In quello che è ormai diventato il pianeta delle incertezze, l’evoluzione delle crisi internazionali è sempre più imprevedibile. Logico, quindi, che di fronte a sfide complicate e mutevoli, le possibili risposte possano essere difficili da elaborare. E soprattutto da condividere. La riflessione cade a pennello per far capire quello che sta succedendo, in questo momento, in Israele.
Paradossalmente, l’emergenza palestinese non rappresenta più il pericolo numero uno. Resta, certo, il problema “storico” dello Stato ebraico. Ma che in un certo senso, si è cronicizzato e, come tale, viene affrontato. Bisogna conviverci e Israele si è adattato, in tutta e per tutto, a questa esigenza. Nel bene e nel male. No, quello che toglie il sonno ai governi israeliani degli ultimi quattro lustri è l’azzardo nucleare iraniano.
Parliamo di azzardo perché, a scomporre e ricomporre tutte le tessere del mosaico, si intuisce subito che ci troviamo di fronte a una vera e propria partita di “risiko”. A Vienna gli ayatollah camminano sulla corda della trattativa, con la perizia di in funambolo. Un passo avanti e uno indietro, lasciano intendere di non essere più intransigenti come qualche settimana fa. Il loro negoziatore, Bagheri Kani, ha fatto capire che anche sulle sanzioni economiche si può trovare un compromesso soddisfacente per tutti. Vogliono guadagnare tempo? Forse. Ma intanto stanno spaccando il fronte degli strateghi avversari.

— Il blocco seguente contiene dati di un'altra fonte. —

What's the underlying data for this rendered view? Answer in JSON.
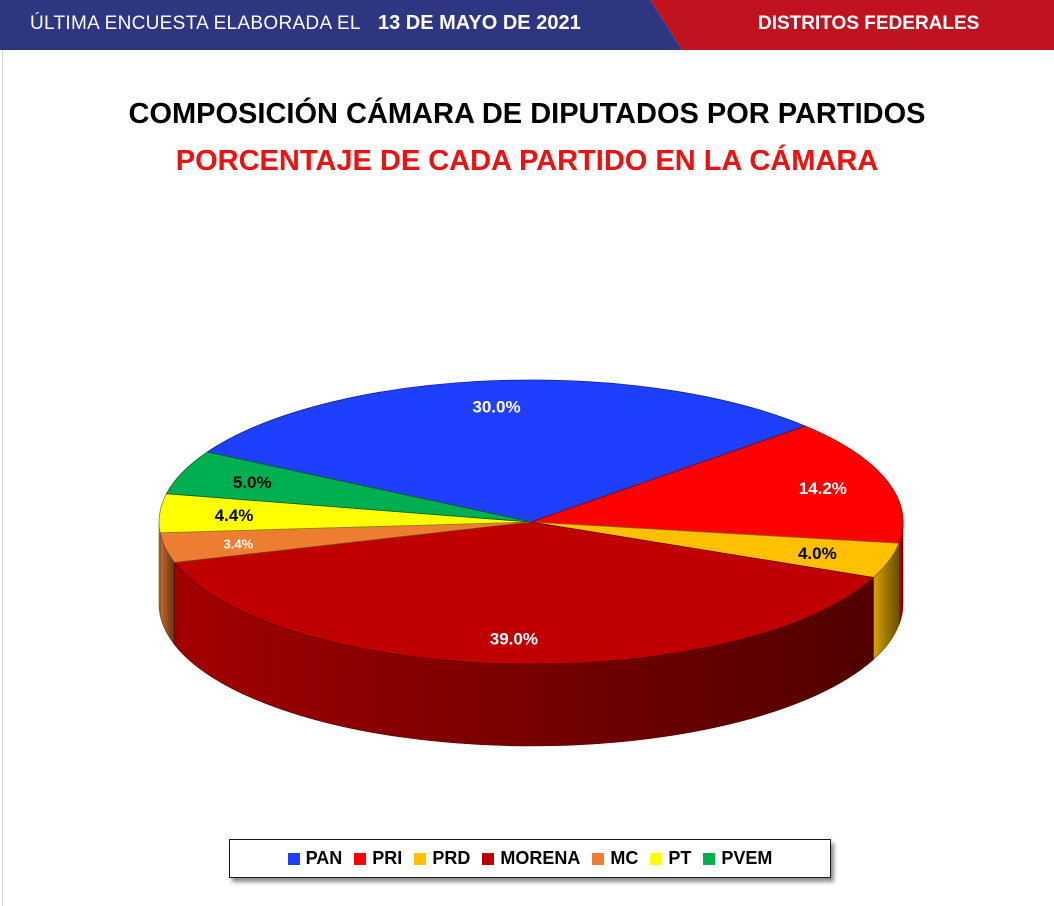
{
  "header": {
    "survey_label": "ÚLTIMA ENCUESTA ELABORADA EL",
    "survey_date": "13 DE MAYO DE 2021",
    "section": "DISTRITOS FEDERALES",
    "colors": {
      "blue": "#2e3682",
      "red": "#c1121f"
    }
  },
  "chart_data": {
    "type": "pie",
    "title": "COMPOSICIÓN CÁMARA DE DIPUTADOS POR PARTIDOS",
    "subtitle": "PORCENTAJE DE CADA PARTIDO EN LA CÁMARA",
    "categories": [
      "PAN",
      "PRI",
      "PRD",
      "MORENA",
      "MC",
      "PT",
      "PVEM"
    ],
    "values": [
      30.0,
      14.2,
      4.0,
      39.0,
      3.4,
      4.4,
      5.0
    ],
    "data_labels": [
      "30.0%",
      "14.2%",
      "4.0%",
      "39.0%",
      "3.4%",
      "4.4%",
      "5.0%"
    ],
    "colors": [
      "#1f3fff",
      "#ff0000",
      "#ffc000",
      "#c00000",
      "#ed7d31",
      "#ffff00",
      "#00b050"
    ],
    "legend_placement": "bottom",
    "style": "3d"
  }
}
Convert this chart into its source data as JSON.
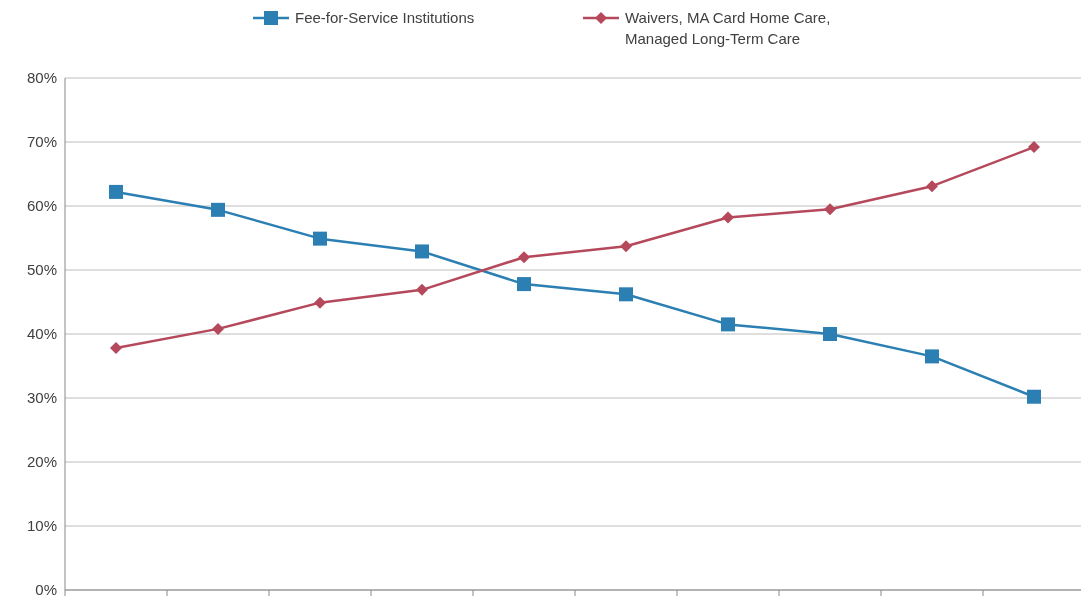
{
  "chart_data": {
    "type": "line",
    "categories": [
      null,
      null,
      null,
      null,
      null,
      null,
      null,
      null,
      null,
      null
    ],
    "ylim": [
      0,
      80
    ],
    "yticks": [
      {
        "value": 0,
        "label": "0%"
      },
      {
        "value": 10,
        "label": "10%"
      },
      {
        "value": 20,
        "label": "20%"
      },
      {
        "value": 30,
        "label": "30%"
      },
      {
        "value": 40,
        "label": "40%"
      },
      {
        "value": 50,
        "label": "50%"
      },
      {
        "value": 60,
        "label": "60%"
      },
      {
        "value": 70,
        "label": "70%"
      },
      {
        "value": 80,
        "label": "80%"
      }
    ],
    "grid": "y",
    "legend": "top",
    "series": [
      {
        "name": "Fee-for-Service Institutions",
        "color": "#2b7fb3",
        "marker": "square",
        "values": [
          62.2,
          59.4,
          54.9,
          52.9,
          47.8,
          46.2,
          41.5,
          40,
          36.5,
          30.2
        ]
      },
      {
        "name": "Waivers, MA Card Home Care, Managed Long-Term Care",
        "color": "#b5495b",
        "marker": "diamond",
        "values": [
          37.8,
          40.8,
          44.9,
          46.9,
          52,
          53.7,
          58.2,
          59.5,
          63.1,
          69.2
        ]
      }
    ]
  }
}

Secondo gli analisti, dentro il governo di Gerusalemme si sarebbero create tre fazioni, ognuna portatrice di una diversa linea di condotta.
Colpisce, invece, il silenzio del Ministro della Difesa, Benny Gantz, attento a non esporsi troppo e, soprattutto, a non inimicarsi gli americani. Fondamentalmente, l’ostacolo principale sembra proprio questo. Nell’anno delle elezioni di Medio termine, Joe Biden non gradirebbe molto essere coinvolto, direttamente o indirettamente, in un conflitto nel Golfo Persico. È chiaro che, a questo punto, nella complessa architettura diplomatica che si va costruendo intorno alla crisi, entrano in campo, a Gerusalemme, anche (e soprattutto) grandi manovre di politica interna.
Gantz sta cercando di diventare l’ago della bilancia all’interno del governo israeliano, sempre più in allarme per le mosse degli iraniani. Recentemente, ha visto il leader palestinese Abu Mazen, e sta cercando di coprirsi le spalle in Cisgiordania e nella Striscia di Gaza, per dedicarsi soprattutto al controllo del Golan e dell’Alta Galilea. Secondo molti osservatori, aspira a diventare premier. Per questo ha assoluto bisogno di almeno due cose: un imprimatur di Biden e, sembra inutile dirlo, di evitare qualsiasi forma di conflitto con Teheran.